Всемирный потоп – стихия, сегодня известная даже малому школьнику, не говорят уже о людях взрослых. Но потоп этот – поймите меня правильно – это был мокрый потоп. А вот о всемирном Сухом Потопе слышали не многие, потому что это место фарисеи и чернокнижники нарочно измарали, изъяли из учебников истории. Во-первых, потому что, во многой мудрости много печали, а во-вторых, чем меньше знаешь, тем лучше спишь. А между тем, пора бы и проснуться. И прислушаться давно уже пора к тому, что звучит как сказка, а на самом-то деле… Ну, да ладно. Начнём по порядку.

Жил да был на нашей беловодской стороне один знаменитый чудак – Петюня Чистоплюйцев. По молодости в городе, рассказывают, он много и старательно занимался разными науками, перетрудился, бедолага, переусердствовал и голову чуточек повредил какими-то шибко мудреными книжками; то ли много прочитал, то ли сверху, с книжной полки, шибко много упало на черепушку; история об этом умалчивает. Ясно только одно – повредился Петюня. Но, однако ж, нету худа без добра.

С той самой поры Петюня чувствовал себя свободной птицей. По лесам, по деревням скитался. Нигде не работал чудак, а всегда – «сытый, пьяный и нос в табаке». По такому поводу завистливые люди догадки строили: был, говорят, у Чистоплюйцевых фамильный самородок, и немалый, потому, дескать, такое райское житьё у чудака.

Петюня слышал эти россказни и, ухмыляясь, соглашался:

– Да, есть у меня кой-какой самородок! – и по голове себя при этом постукивал пальцем…

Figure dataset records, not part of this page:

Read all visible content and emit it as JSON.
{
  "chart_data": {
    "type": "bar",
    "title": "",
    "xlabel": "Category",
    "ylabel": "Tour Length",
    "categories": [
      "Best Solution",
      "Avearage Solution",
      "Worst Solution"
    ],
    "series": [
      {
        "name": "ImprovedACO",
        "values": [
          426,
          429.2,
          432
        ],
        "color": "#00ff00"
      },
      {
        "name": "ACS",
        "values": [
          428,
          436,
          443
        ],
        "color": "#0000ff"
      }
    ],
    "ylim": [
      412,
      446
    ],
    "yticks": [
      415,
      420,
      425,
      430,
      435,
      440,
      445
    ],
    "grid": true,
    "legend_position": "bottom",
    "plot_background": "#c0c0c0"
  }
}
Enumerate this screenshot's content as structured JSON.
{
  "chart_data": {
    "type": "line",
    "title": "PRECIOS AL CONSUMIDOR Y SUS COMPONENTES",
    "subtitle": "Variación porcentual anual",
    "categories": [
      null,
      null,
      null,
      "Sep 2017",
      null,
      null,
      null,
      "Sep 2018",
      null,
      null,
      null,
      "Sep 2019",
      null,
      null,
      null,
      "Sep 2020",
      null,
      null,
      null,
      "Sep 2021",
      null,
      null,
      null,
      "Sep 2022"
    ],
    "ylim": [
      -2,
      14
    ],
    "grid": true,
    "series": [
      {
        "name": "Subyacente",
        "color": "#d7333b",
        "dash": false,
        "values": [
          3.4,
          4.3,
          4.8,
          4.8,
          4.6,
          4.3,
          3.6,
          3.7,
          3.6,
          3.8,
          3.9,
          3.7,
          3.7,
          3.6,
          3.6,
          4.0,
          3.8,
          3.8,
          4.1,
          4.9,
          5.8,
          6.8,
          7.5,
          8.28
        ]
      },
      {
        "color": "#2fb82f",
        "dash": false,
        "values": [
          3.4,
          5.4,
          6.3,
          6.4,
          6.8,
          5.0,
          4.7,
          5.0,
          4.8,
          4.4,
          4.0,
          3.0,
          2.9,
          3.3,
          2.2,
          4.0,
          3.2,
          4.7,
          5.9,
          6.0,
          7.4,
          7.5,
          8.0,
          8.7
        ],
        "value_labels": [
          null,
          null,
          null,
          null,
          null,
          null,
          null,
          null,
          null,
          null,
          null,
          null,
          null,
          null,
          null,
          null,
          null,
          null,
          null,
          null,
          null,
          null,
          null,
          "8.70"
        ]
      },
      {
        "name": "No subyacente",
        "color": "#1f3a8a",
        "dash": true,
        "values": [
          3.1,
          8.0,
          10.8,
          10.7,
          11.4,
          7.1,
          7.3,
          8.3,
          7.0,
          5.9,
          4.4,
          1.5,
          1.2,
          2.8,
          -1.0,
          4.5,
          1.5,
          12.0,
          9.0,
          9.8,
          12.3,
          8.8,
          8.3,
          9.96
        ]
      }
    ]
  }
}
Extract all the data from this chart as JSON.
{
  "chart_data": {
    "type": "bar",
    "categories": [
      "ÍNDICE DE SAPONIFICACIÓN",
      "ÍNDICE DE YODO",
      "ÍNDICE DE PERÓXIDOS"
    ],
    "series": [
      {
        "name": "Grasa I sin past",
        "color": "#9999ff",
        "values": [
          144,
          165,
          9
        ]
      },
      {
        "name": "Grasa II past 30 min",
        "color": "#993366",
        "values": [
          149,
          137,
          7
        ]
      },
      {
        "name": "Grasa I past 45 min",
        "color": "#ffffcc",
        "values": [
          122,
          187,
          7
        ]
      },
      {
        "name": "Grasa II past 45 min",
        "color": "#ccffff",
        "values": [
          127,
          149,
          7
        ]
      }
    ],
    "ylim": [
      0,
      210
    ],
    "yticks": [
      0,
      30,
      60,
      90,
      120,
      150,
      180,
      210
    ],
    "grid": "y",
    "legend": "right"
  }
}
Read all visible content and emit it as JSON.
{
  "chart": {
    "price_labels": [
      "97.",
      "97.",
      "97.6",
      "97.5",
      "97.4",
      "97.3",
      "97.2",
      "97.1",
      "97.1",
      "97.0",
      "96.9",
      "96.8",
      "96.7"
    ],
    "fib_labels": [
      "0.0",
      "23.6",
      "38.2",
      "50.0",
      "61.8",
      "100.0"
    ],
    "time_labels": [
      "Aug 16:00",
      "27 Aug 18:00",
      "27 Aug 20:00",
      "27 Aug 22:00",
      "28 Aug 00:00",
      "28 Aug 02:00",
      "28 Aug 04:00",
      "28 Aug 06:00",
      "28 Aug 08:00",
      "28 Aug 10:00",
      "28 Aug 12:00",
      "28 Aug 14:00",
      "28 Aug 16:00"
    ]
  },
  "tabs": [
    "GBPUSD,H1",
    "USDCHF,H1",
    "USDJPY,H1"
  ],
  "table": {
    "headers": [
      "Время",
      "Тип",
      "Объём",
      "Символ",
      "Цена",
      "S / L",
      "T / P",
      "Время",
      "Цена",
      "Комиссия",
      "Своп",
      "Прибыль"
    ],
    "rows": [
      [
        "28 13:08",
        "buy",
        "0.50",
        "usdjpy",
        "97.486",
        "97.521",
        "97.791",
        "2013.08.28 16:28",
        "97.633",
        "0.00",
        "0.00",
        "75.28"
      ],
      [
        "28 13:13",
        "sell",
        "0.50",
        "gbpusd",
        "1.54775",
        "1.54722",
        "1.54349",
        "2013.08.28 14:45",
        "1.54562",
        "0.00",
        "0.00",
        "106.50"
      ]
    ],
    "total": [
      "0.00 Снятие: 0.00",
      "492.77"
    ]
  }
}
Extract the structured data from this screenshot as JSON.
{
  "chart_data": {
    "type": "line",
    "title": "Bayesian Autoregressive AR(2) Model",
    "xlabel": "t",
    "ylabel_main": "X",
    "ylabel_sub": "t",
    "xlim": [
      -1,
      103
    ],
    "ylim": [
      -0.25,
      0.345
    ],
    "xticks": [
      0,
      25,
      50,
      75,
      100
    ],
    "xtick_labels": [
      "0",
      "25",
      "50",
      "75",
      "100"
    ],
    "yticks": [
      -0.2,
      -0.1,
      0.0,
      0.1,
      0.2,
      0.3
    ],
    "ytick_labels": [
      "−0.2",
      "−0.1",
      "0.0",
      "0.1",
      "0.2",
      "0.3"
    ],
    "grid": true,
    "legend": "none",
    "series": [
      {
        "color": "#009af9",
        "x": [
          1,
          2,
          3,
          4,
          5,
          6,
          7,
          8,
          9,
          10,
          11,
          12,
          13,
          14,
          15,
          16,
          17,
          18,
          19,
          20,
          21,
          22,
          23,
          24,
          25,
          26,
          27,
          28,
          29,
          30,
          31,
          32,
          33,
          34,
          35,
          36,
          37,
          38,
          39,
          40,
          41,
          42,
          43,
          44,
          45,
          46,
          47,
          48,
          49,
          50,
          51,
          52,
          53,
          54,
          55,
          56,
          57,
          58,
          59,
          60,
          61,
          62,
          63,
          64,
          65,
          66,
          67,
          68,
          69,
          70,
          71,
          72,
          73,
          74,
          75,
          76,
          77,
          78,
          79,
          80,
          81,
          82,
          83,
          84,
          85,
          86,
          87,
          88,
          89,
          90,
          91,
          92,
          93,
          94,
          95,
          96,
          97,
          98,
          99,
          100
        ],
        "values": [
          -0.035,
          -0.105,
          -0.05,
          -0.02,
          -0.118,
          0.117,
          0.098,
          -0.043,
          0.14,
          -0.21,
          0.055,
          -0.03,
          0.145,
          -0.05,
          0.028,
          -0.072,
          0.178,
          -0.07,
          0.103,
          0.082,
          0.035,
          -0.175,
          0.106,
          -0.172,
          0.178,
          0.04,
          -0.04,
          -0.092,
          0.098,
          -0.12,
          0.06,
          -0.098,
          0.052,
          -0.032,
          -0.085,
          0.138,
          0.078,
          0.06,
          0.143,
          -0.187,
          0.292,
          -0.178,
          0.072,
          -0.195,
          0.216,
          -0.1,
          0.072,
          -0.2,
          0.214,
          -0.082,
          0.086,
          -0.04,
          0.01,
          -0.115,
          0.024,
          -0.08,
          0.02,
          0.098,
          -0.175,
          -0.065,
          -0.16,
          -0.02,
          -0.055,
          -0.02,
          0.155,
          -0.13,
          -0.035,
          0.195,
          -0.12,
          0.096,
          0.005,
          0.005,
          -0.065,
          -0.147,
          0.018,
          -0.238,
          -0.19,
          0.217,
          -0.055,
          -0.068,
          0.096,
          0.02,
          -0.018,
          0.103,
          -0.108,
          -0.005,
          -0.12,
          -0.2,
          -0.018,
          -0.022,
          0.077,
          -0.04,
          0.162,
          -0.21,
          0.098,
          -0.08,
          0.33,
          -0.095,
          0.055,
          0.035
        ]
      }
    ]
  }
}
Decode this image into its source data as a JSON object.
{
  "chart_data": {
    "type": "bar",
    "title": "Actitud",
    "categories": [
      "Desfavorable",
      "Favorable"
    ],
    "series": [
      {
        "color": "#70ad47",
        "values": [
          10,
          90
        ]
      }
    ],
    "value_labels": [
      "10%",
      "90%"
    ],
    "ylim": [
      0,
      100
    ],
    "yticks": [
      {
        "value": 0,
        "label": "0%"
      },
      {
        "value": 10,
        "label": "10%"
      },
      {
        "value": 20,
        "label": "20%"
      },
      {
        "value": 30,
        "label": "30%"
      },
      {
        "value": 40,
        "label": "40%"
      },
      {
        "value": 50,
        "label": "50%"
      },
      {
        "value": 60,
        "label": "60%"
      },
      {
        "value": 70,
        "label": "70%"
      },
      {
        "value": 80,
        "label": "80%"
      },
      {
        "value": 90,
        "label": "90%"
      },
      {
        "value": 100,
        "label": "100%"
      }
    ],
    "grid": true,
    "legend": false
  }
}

В то далёкое лето, накануне страшного суховея, проходил Петюня Чистоплюйцев по многим беловодским деревням и городам. В Чистяки неоднократно заворачивал. Поднимая свой жилистый перст, предупреждал он всякого встречного и поперечного:

– Бойтесь, люди, бойтесь! Сухой потоп идёт на нашу землю! Запасайтесь святою водой! Я так своим скудным умишком сужу…

Но ему, конечно, не поверили.

– Ничего, Петюня! Сухой потоп? – смеялись. – Это не страшно, Петюньчик. Лишь бы мокрого не было!

2

И светло и тихо лежал кристально-чистый воздух поутру над беловодскою долиной. Ничто беды не предвещало, и вот на тебе: свистопляска чертей началась в одночасье.

Солнце, в полуденный рост поднявшееся над землей, точно обуглилось вдруг – потемнело, присыпанное взвившимся песком. Из-за перевала с южной стороны гибельным набегом ринулись чудовищные бури…

На тропах, на дорогах вскоре намело могильные холмы. Звери задыхались в норах, птица мёрла в гнезде. Обмелели и примолкли реки; вздувшийся тухлый таймень, осетры двухпудовые, ленок и хариус – рыба косяками валялась на перекатах. Притоки пересохли, обнажая грязные донья. Замутились ручьи. Под красновато-рыжей шапкой раскалённого песка замирал животворный некогда, с кристальной водицей, кипун – святой родник, возле которого стояла потаённая часовенка.

А свистопляска длилась!.. Длилась день и ночь – неделю, две! И столько было вздыблено песка, словно черти в своих ступах раскрошили и истолкли все беловодские горы!..

Когда выдыхались кручёные злые ветра и песок барханами валился на живьём зажаренную ржавую траву, усыпанную драным листавьём, птичьими перьями и хвоей, по желтушному безоблачному небу куролесило оплавленное солнце. Нещадное, острое. Такое солнце может выколоть глаза, если глянуть в открытую…

Крестьяне, как погорельцы, почерневшие от солнцежара и от горестных предчувствий, скорбели и молились ежечасно:

– Дал бы бог дожжу в толстую вожжу!

Но, похоже, что бог отвернулся от них и, пользуясь этим, черти на земле спешили править бал, веселясь от человеческого горя.

– Гляди, что они делают! – посмеиваясь, говорил какой-нибудь потомок вертопраха. – Они все ещё верят! Лапотники несчастные!

Люди ловили змей в тайге, убивали и на берёзах развешивали, чтобы дождь пошел… Но нет! Не помогали человеку нынче его древние наивные приметы… Борозду сохою проводили поперёк улицы – бестолку. Пробовали мох бросать в колодцы – и тоже без пользы для дела.